E Gianni annuisce. «Io pure. Mi do alla fuga.»
Resta solo Alfredo, che osserva sua madre con gli occhi di un cucciolo smarrito, che per la sua stazza lo fanno sembrare un tonto demente, pensa Iolanda.
«Mamma» dice a Tina, «che devo fare io?»
Romano viene avanti e indica le due matrone. «Come vedete, nessuno vi seguirà nel baratro. Siete state avide ed egoiste, e meritate la cella.» Tira fuori la sua pistola, quella che non usa mai ma che lucida sempre, e la punta contro di loro. «Se mia nipote è morta, voi finite in galera, lo giuro!»
Iolanda sbotta feroce: «Ma non ho capito, testa di cazzo, ti interessa di più una bionda slavata che conosci da una settimana, piuttosto che la tua intera famiglia?»
«Mia sorella era la mia famiglia, non tu, puttana!»
E Alfredo, Gianni e Tina, sguainano le loro armi.
Mirini puntati contro altri mirini.
«Mettila via, Roma'» dice Tina, con una calibro Nove dritta in faccia a Romano, «sono qui per fare un accordo, non per farti un buco in testa, ma se continui a fare il libro Cuore a parlare di quella stupida ragazzina svizzera, premo il grilletto.»

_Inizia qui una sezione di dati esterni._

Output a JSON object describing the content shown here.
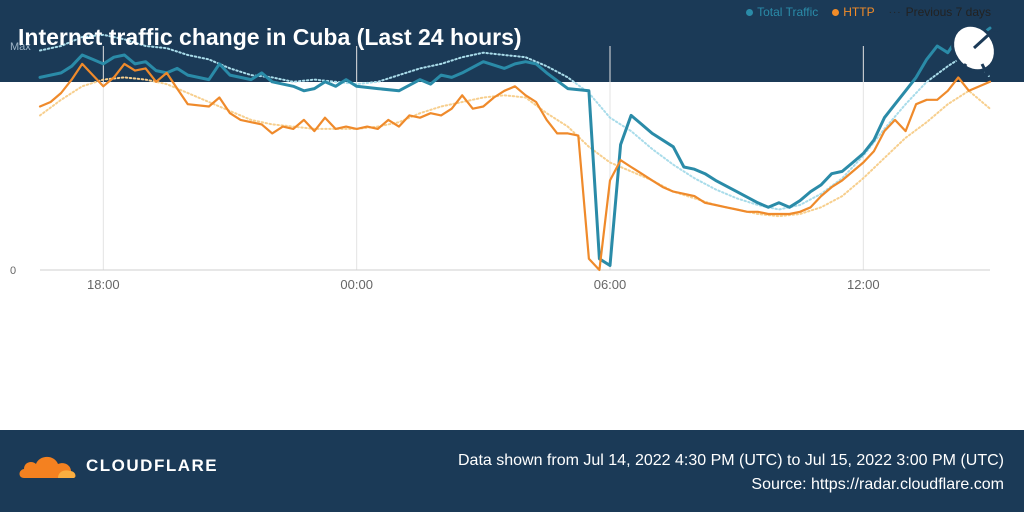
{
  "header": {
    "title": "Internet traffic change in Cuba (Last 24 hours)"
  },
  "legend": [
    {
      "label": "Total Traffic",
      "color": "#2a8ba8",
      "marker": "dot"
    },
    {
      "label": "HTTP",
      "color": "#f28c28",
      "marker": "dot"
    },
    {
      "label": "Previous 7 days",
      "color": "#222222",
      "marker": "dots"
    }
  ],
  "colors": {
    "total": "#2a8ba8",
    "total_prev": "#a9dcea",
    "http": "#ef8a2b",
    "http_prev": "#f7cf8e",
    "band": "#1b3a57"
  },
  "footer": {
    "brand": "CLOUDFLARE",
    "logo_icon": "cloudflare-cloud-icon",
    "range_text": "Data shown from Jul 14, 2022 4:30 PM (UTC) to Jul 15, 2022 3:00 PM (UTC)",
    "source_text": "Source: https://radar.cloudflare.com"
  },
  "chart_data": {
    "type": "line",
    "title": "Internet traffic change in Cuba (Last 24 hours)",
    "x_unit": "hours since Jul 14, 2022 4:30 PM UTC",
    "xlim": [
      0,
      22.5
    ],
    "ylim": [
      0,
      100
    ],
    "y_ticks": [
      {
        "value": 0,
        "label": "0"
      },
      {
        "value": 100,
        "label": "Max"
      }
    ],
    "x_ticks": [
      {
        "value": 1.5,
        "label": "18:00"
      },
      {
        "value": 7.5,
        "label": "00:00"
      },
      {
        "value": 13.5,
        "label": "06:00"
      },
      {
        "value": 19.5,
        "label": "12:00"
      }
    ],
    "grid": "vertical",
    "legend_position": "top-right",
    "series": [
      {
        "name": "Total Traffic",
        "key": "total",
        "style": "solid",
        "points": [
          [
            0,
            86
          ],
          [
            0.5,
            88
          ],
          [
            0.75,
            91
          ],
          [
            1,
            96
          ],
          [
            1.25,
            94
          ],
          [
            1.5,
            92
          ],
          [
            1.75,
            95
          ],
          [
            2,
            96
          ],
          [
            2.25,
            92
          ],
          [
            2.5,
            93
          ],
          [
            2.75,
            89
          ],
          [
            3,
            88
          ],
          [
            3.25,
            90
          ],
          [
            3.5,
            87
          ],
          [
            4,
            85
          ],
          [
            4.25,
            92
          ],
          [
            4.5,
            87
          ],
          [
            4.75,
            86
          ],
          [
            5,
            85
          ],
          [
            5.25,
            88
          ],
          [
            5.5,
            84
          ],
          [
            6,
            82
          ],
          [
            6.25,
            80
          ],
          [
            6.5,
            81
          ],
          [
            6.75,
            84
          ],
          [
            7,
            82
          ],
          [
            7.25,
            85
          ],
          [
            7.5,
            82
          ],
          [
            8,
            81
          ],
          [
            8.5,
            80
          ],
          [
            9,
            85
          ],
          [
            9.25,
            83
          ],
          [
            9.5,
            87
          ],
          [
            9.75,
            86
          ],
          [
            10,
            88
          ],
          [
            10.5,
            93
          ],
          [
            11,
            90
          ],
          [
            11.25,
            92
          ],
          [
            11.5,
            93
          ],
          [
            11.75,
            92
          ],
          [
            12,
            88
          ],
          [
            12.5,
            81
          ],
          [
            13,
            80
          ],
          [
            13.25,
            5
          ],
          [
            13.5,
            2
          ],
          [
            13.75,
            56
          ],
          [
            14,
            69
          ],
          [
            14.25,
            65
          ],
          [
            14.5,
            61
          ],
          [
            15,
            55
          ],
          [
            15.25,
            46
          ],
          [
            15.5,
            45
          ],
          [
            15.75,
            43
          ],
          [
            16,
            40
          ],
          [
            16.5,
            35
          ],
          [
            17,
            30
          ],
          [
            17.25,
            28
          ],
          [
            17.5,
            30
          ],
          [
            17.75,
            28
          ],
          [
            18,
            31
          ],
          [
            18.25,
            35
          ],
          [
            18.5,
            38
          ],
          [
            18.75,
            43
          ],
          [
            19,
            44
          ],
          [
            19.25,
            48
          ],
          [
            19.5,
            52
          ],
          [
            19.75,
            58
          ],
          [
            20,
            68
          ],
          [
            20.25,
            74
          ],
          [
            20.5,
            80
          ],
          [
            20.75,
            86
          ],
          [
            21,
            94
          ],
          [
            21.25,
            100
          ],
          [
            21.5,
            97
          ],
          [
            21.75,
            104
          ],
          [
            22,
            101
          ],
          [
            22.5,
            108
          ]
        ]
      },
      {
        "name": "Total Traffic (Previous 7 days)",
        "key": "total_prev",
        "style": "dotted",
        "points": [
          [
            0,
            98
          ],
          [
            0.5,
            100
          ],
          [
            1,
            104
          ],
          [
            1.5,
            105
          ],
          [
            2,
            103
          ],
          [
            2.5,
            100
          ],
          [
            3,
            99
          ],
          [
            3.5,
            96
          ],
          [
            4,
            94
          ],
          [
            4.5,
            90
          ],
          [
            5,
            87
          ],
          [
            5.5,
            86
          ],
          [
            6,
            84
          ],
          [
            6.5,
            85
          ],
          [
            7,
            84
          ],
          [
            7.5,
            83
          ],
          [
            8,
            84
          ],
          [
            8.5,
            87
          ],
          [
            9,
            90
          ],
          [
            9.5,
            92
          ],
          [
            10,
            95
          ],
          [
            10.5,
            97
          ],
          [
            11,
            96
          ],
          [
            11.5,
            95
          ],
          [
            12,
            91
          ],
          [
            12.5,
            86
          ],
          [
            13,
            79
          ],
          [
            13.5,
            68
          ],
          [
            14,
            62
          ],
          [
            14.5,
            54
          ],
          [
            15,
            47
          ],
          [
            15.5,
            41
          ],
          [
            16,
            36
          ],
          [
            16.5,
            32
          ],
          [
            17,
            29
          ],
          [
            17.5,
            27
          ],
          [
            18,
            29
          ],
          [
            18.5,
            34
          ],
          [
            19,
            41
          ],
          [
            19.5,
            51
          ],
          [
            20,
            63
          ],
          [
            20.5,
            74
          ],
          [
            21,
            84
          ],
          [
            21.5,
            91
          ],
          [
            22,
            97
          ],
          [
            22.5,
            86
          ]
        ]
      },
      {
        "name": "HTTP",
        "key": "http",
        "style": "solid",
        "points": [
          [
            0,
            73
          ],
          [
            0.25,
            75
          ],
          [
            0.5,
            79
          ],
          [
            0.75,
            85
          ],
          [
            1,
            92
          ],
          [
            1.25,
            87
          ],
          [
            1.5,
            82
          ],
          [
            1.75,
            86
          ],
          [
            2,
            92
          ],
          [
            2.25,
            89
          ],
          [
            2.5,
            90
          ],
          [
            2.75,
            84
          ],
          [
            3,
            88
          ],
          [
            3.25,
            81
          ],
          [
            3.5,
            74
          ],
          [
            4,
            73
          ],
          [
            4.25,
            77
          ],
          [
            4.5,
            70
          ],
          [
            4.75,
            67
          ],
          [
            5,
            66
          ],
          [
            5.25,
            65
          ],
          [
            5.5,
            61
          ],
          [
            5.75,
            64
          ],
          [
            6,
            63
          ],
          [
            6.25,
            67
          ],
          [
            6.5,
            62
          ],
          [
            6.75,
            68
          ],
          [
            7,
            63
          ],
          [
            7.25,
            64
          ],
          [
            7.5,
            63
          ],
          [
            7.75,
            64
          ],
          [
            8,
            63
          ],
          [
            8.25,
            67
          ],
          [
            8.5,
            64
          ],
          [
            8.75,
            69
          ],
          [
            9,
            68
          ],
          [
            9.25,
            70
          ],
          [
            9.5,
            69
          ],
          [
            9.75,
            72
          ],
          [
            10,
            78
          ],
          [
            10.25,
            72
          ],
          [
            10.5,
            73
          ],
          [
            10.75,
            77
          ],
          [
            11,
            80
          ],
          [
            11.25,
            82
          ],
          [
            11.5,
            78
          ],
          [
            11.75,
            75
          ],
          [
            12,
            67
          ],
          [
            12.25,
            61
          ],
          [
            12.5,
            61
          ],
          [
            12.75,
            60
          ],
          [
            13,
            5
          ],
          [
            13.25,
            0
          ],
          [
            13.5,
            40
          ],
          [
            13.75,
            49
          ],
          [
            14,
            46
          ],
          [
            14.25,
            43
          ],
          [
            14.5,
            40
          ],
          [
            14.75,
            37
          ],
          [
            15,
            35
          ],
          [
            15.25,
            34
          ],
          [
            15.5,
            33
          ],
          [
            15.75,
            30
          ],
          [
            16,
            29
          ],
          [
            16.25,
            28
          ],
          [
            16.5,
            27
          ],
          [
            16.75,
            26
          ],
          [
            17,
            26
          ],
          [
            17.25,
            25
          ],
          [
            17.5,
            25
          ],
          [
            17.75,
            25
          ],
          [
            18,
            26
          ],
          [
            18.25,
            28
          ],
          [
            18.5,
            33
          ],
          [
            18.75,
            37
          ],
          [
            19,
            40
          ],
          [
            19.25,
            44
          ],
          [
            19.5,
            48
          ],
          [
            19.75,
            53
          ],
          [
            20,
            62
          ],
          [
            20.25,
            67
          ],
          [
            20.5,
            62
          ],
          [
            20.75,
            74
          ],
          [
            21,
            76
          ],
          [
            21.25,
            76
          ],
          [
            21.5,
            80
          ],
          [
            21.75,
            86
          ],
          [
            22,
            80
          ],
          [
            22.5,
            84
          ]
        ]
      },
      {
        "name": "HTTP (Previous 7 days)",
        "key": "http_prev",
        "style": "dotted",
        "points": [
          [
            0,
            69
          ],
          [
            0.5,
            76
          ],
          [
            1,
            82
          ],
          [
            1.5,
            85
          ],
          [
            2,
            86
          ],
          [
            2.5,
            85
          ],
          [
            3,
            83
          ],
          [
            3.5,
            79
          ],
          [
            4,
            75
          ],
          [
            4.5,
            71
          ],
          [
            5,
            67
          ],
          [
            5.5,
            65
          ],
          [
            6,
            64
          ],
          [
            6.5,
            63
          ],
          [
            7,
            63
          ],
          [
            7.5,
            63
          ],
          [
            8,
            64
          ],
          [
            8.5,
            66
          ],
          [
            9,
            70
          ],
          [
            9.5,
            73
          ],
          [
            10,
            75
          ],
          [
            10.5,
            77
          ],
          [
            11,
            78
          ],
          [
            11.5,
            77
          ],
          [
            12,
            70
          ],
          [
            12.5,
            64
          ],
          [
            13,
            55
          ],
          [
            13.5,
            48
          ],
          [
            14,
            44
          ],
          [
            14.5,
            40
          ],
          [
            15,
            35
          ],
          [
            15.5,
            32
          ],
          [
            16,
            29
          ],
          [
            16.5,
            27
          ],
          [
            17,
            25
          ],
          [
            17.5,
            24
          ],
          [
            18,
            25
          ],
          [
            18.5,
            28
          ],
          [
            19,
            33
          ],
          [
            19.5,
            41
          ],
          [
            20,
            50
          ],
          [
            20.5,
            59
          ],
          [
            21,
            66
          ],
          [
            21.5,
            74
          ],
          [
            22,
            80
          ],
          [
            22.5,
            72
          ]
        ]
      }
    ]
  }
}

Tutti si armano, gli uni contro gli altri, e diventa una scia di piombo armato occhi negli occhi.
E poi nessuno lo fa. Nessuno spara a nessuno. Non fanno neanche in tempo a preparare una balla credibile da ripetere in coro alla polizia. Nessuno fa in tempo a muoversi. La porta dell'ingresso viene divelta con un boato così potente da far tremare le pareti intorno a loro, e un gruppo di agenti della DIA ad armi spiegate e caschi in testa, si fa largo in salone seguito da una donna alta e riccia che, sventagliando per aria un pezzo di carta, e davanti a tutte queste pistole puntate tra loro, dice altisonante: «Cos'è, il Bronx? Dove le avete prese tutte queste armi? Siete tutti in arresto.» Il resto della frase Iolanda non lo ascolta, è presa dal terrore, e non sente la lista di reati che la donna sta contestando loro, ma le sembra lunga e credibile, più di qualunque balla avrebbero potuto concordare. Credibile, come la sua fine. Sente la coda della frase: «Portateli via.»
E Iolanda, nella sua mente, vede la fine di un sogno.